Jammeh who initially conceded following the presidential elections held on December 1, turned around to dispute the election results on grounds of some electoral malpractice, calling for a new election exercise and refusing to vacate his office.

However, international bodies such as the Economic Community of West African States (ECOWAS), the African Union (AU) and the United Nations (UN) intervened in the situation, disagreeing with him. It took series of talks and finally a visible threat of forceful removal, for former president Jammeh to agree to step down; but that was still after reaching some agreements with the bodies.

See: What Finally Made Embattled Yahya Jammeh To Step Down

While The Gambian political crisis was deepening, then President-elect, Adama Barrow fled to Senegal to take refuge. It was there that he was sworn in the first time in a low-key ceremony at the Gambian Embassy.

President Nana Addo among other prominent political office holders, including former president John Mahama were all there on Saturday to witness the main inauguration of the new president in his home country, The Gambia. It was after the inauguration ceremony that Nana Addo seized an opportunity to speak to Ghanaians living in the country.

Addressing the Ghanaian Community in The Gambia, President Nana Akufo-Addo stated that Ghana 2017 budget is going to contribute greatly to fixing the country’s bad economy. According to him, strict policies that will bring about growth of private businesses and job creation are outlined in the budget, which is the first in his administration.
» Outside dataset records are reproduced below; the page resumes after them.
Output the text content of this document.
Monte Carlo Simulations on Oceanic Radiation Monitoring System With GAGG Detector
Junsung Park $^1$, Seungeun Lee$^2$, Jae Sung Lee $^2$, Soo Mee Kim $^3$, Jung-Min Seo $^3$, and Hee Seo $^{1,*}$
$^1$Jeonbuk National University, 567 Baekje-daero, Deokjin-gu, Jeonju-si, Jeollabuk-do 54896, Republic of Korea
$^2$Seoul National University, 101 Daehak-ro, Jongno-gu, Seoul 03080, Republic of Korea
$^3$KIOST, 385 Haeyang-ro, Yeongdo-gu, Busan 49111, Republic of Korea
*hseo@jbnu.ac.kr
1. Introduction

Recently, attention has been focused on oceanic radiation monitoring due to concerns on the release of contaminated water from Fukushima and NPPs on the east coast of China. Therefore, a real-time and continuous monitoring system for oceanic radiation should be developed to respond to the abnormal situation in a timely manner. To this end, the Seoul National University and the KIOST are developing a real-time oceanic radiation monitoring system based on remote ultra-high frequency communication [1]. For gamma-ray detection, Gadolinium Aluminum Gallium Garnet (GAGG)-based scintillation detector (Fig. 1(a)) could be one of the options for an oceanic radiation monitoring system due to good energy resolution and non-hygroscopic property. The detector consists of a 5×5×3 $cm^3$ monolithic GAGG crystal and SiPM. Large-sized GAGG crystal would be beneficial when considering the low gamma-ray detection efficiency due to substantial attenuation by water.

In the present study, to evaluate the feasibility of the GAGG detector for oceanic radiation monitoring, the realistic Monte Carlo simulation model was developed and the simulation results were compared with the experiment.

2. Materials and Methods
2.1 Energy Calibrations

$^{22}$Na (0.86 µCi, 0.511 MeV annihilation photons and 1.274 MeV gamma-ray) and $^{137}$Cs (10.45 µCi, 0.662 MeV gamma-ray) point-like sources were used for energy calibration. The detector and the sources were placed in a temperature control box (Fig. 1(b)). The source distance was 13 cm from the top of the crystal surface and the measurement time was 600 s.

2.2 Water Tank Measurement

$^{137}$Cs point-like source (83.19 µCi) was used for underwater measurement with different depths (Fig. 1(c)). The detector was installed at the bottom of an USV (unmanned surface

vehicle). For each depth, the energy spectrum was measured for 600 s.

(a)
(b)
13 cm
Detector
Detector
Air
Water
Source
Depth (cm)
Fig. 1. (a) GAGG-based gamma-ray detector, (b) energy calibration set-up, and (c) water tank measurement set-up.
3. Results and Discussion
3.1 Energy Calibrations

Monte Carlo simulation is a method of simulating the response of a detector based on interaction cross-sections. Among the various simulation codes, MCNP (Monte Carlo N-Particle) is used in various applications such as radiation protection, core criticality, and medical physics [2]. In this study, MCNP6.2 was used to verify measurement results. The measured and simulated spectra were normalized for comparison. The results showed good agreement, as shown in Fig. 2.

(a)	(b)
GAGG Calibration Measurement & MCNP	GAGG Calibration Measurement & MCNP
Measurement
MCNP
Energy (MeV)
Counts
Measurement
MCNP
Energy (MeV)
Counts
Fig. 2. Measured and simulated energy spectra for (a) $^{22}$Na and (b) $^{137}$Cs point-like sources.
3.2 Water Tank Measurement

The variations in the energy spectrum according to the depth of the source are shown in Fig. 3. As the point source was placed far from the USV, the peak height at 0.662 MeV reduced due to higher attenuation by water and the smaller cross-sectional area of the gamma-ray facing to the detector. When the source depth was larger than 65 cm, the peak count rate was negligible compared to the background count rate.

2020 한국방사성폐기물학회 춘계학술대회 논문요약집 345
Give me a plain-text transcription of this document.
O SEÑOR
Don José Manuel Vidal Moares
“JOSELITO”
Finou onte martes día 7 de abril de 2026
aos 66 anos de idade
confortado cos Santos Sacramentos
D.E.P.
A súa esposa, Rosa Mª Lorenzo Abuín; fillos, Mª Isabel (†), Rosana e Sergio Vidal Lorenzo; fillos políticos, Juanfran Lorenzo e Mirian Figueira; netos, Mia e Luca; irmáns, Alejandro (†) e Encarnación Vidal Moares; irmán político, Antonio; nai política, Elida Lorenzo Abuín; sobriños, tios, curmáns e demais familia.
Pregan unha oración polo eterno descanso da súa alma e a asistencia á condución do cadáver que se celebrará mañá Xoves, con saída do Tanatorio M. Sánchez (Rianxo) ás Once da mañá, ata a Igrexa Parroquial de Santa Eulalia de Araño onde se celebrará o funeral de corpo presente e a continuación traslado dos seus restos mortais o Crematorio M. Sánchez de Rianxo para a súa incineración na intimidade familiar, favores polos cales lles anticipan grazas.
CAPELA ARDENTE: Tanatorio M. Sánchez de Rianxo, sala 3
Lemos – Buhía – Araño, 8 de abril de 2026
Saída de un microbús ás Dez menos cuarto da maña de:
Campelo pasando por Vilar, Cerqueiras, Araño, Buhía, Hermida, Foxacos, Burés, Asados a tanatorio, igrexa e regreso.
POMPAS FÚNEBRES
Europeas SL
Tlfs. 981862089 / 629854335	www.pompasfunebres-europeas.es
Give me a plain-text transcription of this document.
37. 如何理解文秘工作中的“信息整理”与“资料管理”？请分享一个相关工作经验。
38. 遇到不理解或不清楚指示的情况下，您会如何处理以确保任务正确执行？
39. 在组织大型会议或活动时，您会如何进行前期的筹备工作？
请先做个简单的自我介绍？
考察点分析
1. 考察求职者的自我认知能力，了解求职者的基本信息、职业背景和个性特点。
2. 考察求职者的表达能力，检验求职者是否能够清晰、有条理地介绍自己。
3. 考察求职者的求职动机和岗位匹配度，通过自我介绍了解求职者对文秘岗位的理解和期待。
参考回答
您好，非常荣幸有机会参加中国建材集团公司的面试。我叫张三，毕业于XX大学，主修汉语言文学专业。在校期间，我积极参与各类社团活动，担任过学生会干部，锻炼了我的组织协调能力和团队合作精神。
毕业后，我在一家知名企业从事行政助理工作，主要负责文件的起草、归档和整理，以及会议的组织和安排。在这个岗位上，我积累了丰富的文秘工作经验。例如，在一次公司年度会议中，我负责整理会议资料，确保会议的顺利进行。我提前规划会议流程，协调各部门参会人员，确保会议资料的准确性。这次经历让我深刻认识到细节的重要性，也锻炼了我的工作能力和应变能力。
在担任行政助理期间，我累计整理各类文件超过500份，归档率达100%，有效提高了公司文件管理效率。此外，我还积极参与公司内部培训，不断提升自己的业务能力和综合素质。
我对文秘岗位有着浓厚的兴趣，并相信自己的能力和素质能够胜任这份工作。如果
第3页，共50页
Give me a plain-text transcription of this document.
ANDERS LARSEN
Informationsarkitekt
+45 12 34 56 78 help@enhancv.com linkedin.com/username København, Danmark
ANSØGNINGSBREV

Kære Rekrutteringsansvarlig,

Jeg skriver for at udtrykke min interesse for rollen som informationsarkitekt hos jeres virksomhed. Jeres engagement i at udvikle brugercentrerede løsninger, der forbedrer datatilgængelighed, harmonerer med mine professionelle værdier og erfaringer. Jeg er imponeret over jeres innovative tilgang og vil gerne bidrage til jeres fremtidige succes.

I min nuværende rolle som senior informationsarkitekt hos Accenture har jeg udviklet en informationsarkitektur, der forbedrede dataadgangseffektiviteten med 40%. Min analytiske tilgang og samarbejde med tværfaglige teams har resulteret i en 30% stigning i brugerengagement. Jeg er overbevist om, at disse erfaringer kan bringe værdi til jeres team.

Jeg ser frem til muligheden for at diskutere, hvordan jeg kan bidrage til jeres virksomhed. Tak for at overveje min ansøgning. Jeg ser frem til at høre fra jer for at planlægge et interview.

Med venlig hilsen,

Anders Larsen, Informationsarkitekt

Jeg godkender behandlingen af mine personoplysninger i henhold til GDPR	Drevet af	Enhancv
Nana Addo with some members of the Ghanaian Community in the Gambia
Nana Addo with some members of the Ghanaian Community in the Gambia

Nana Addo reiterated his intention to use the private sector as major facilitators in transforming Ghana’s economy, especially in the area of job creation. According to the President, “it is only when the private sector flourishes that we can create the high numbers of jobs required by the teeming masses of Ghanaian youth”.

Describing the mass unemployment bedeviling the country at the moment as “a major social and economic problem”, the President said that something must be done about it through the measures that will be put in place in the Ghana 2017 budget. He assured that his administration will revive the economy and ensure that Ghanaian enterprises become more competitive as to enable them employ more people.

Lamenting the poor state of the economy as was left by the immediate past administration, Nana Addo promised that his government is going to fix it. He stated that the transformation will start with the Ghana 2017 budget which according to him, contains “a number of prudent policies and measures” that will bring about changes in the economy. He promised never to disappoint the people who showed their confidence in him by giving him the nod in the 2016 election.

Remember; Nana Addo’s First State of the Nation Address Comes Up Tomorrow, Feb. 21

The president also commended the Ghanaian community in Gambia for their peaceful composure throughout the crisis and urged them to continue to abide by the laws of the country. He finally solicited for constant prayers to enable him succeed, pointing out that he has set up a solid team who have a unanimous spirit of serving the nation.